Warning over control of dogs at horse trials

  • The father of a teenage eventer is warning dog owners to take care when taking their animals to horse trials after ending up in court.

    Steve Deeming attended Isleham Horse Trials, near Ely, on 6 March last year with his 15-year-old daughter Harriet, who was taking part in her first BE100 open of the season.

    While helping with her pony, Mr Deeming was approached by a man who claimed he had been bitten by their dog when leafleting the lorry park.

    “We have two dogs who have come to hundreds of Pony Club and British Eventing (BE) events with no incident,” Mr Deeming told H&H.

    “Like many people we often tie them to the vehicle while we are attending the horse, but they are never left unattended.
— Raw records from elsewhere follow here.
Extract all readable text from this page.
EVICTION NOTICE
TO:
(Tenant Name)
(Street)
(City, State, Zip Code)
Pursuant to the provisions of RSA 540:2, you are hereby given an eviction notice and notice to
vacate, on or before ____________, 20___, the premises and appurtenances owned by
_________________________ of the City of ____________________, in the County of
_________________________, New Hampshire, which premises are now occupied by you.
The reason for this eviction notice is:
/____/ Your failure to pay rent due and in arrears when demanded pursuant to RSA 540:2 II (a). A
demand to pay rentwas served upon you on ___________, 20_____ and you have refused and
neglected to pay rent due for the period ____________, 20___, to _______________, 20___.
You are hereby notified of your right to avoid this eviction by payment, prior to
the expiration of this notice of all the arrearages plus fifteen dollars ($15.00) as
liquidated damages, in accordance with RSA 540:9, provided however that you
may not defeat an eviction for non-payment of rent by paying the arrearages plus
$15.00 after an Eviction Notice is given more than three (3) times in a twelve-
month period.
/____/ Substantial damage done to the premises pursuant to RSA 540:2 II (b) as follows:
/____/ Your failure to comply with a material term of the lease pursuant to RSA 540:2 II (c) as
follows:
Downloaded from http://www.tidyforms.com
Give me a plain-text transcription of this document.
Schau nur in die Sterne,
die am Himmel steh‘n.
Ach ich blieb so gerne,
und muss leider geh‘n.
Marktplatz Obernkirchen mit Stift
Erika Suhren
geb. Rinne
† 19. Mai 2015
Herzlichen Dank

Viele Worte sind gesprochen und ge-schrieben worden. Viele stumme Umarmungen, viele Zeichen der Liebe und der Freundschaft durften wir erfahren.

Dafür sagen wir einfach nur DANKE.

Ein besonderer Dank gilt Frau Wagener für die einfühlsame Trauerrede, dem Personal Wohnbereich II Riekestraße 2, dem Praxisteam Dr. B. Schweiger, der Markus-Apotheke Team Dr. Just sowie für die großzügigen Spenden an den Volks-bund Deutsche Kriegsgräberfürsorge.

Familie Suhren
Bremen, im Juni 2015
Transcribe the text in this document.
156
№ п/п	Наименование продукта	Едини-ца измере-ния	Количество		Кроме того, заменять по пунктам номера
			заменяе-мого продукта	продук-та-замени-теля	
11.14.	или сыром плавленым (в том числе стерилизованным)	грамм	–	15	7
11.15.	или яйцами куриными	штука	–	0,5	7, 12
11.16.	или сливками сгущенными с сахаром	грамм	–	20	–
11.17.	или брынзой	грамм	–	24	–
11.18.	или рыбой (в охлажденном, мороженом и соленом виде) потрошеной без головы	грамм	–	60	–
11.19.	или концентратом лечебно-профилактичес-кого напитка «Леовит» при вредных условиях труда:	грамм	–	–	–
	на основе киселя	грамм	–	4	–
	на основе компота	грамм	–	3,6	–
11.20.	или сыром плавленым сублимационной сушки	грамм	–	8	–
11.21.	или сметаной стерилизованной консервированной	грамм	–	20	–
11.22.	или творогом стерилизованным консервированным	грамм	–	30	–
We were unaware of the incident until we were informed.”

    Mr Deeming said he offered his apologies to the man, who showed them a picture of a cut to the back of his knee which had been taken on his mobile phone, saying it was caused by their Weimaraner, Ingrid.

    The Deemings, of Rotherham, were visited by police a few days later and summonsed to Cambridgeshire Magistrates Court on 15 June.

    Following legal advice, Mr Deeming pleaded guilty to being the owner of a dog dangerously out of control in a public place, although he was not convinced his dog had bitten the complainant.

    He was ordered to pay £500 and Ingrid must now be muzzled in public.

    “I was told we could have been forced to have the dog put to sleep,” said Mr Deeming.

    “My message to dog-owners is to be careful. I would not like this to happen to anyone else.”

    Dogs are welcome at BE events but must be kept under control, a spokesman said.

    “Organisers can decide to ban dogs, but it would be quite difficult because of the culture at events, so none do,” she said.

    An Isleham spokesman said they had considered banning dogs in the wake of the incident, but felt it was impossible.

    “We would end up with people not realising and bringing their dogs. We don’t want to have dogs left in vehicles,” the spokesman said.

    A notice reminding that dogs must be kept under control will be displayed in the secretary’s tent, they added.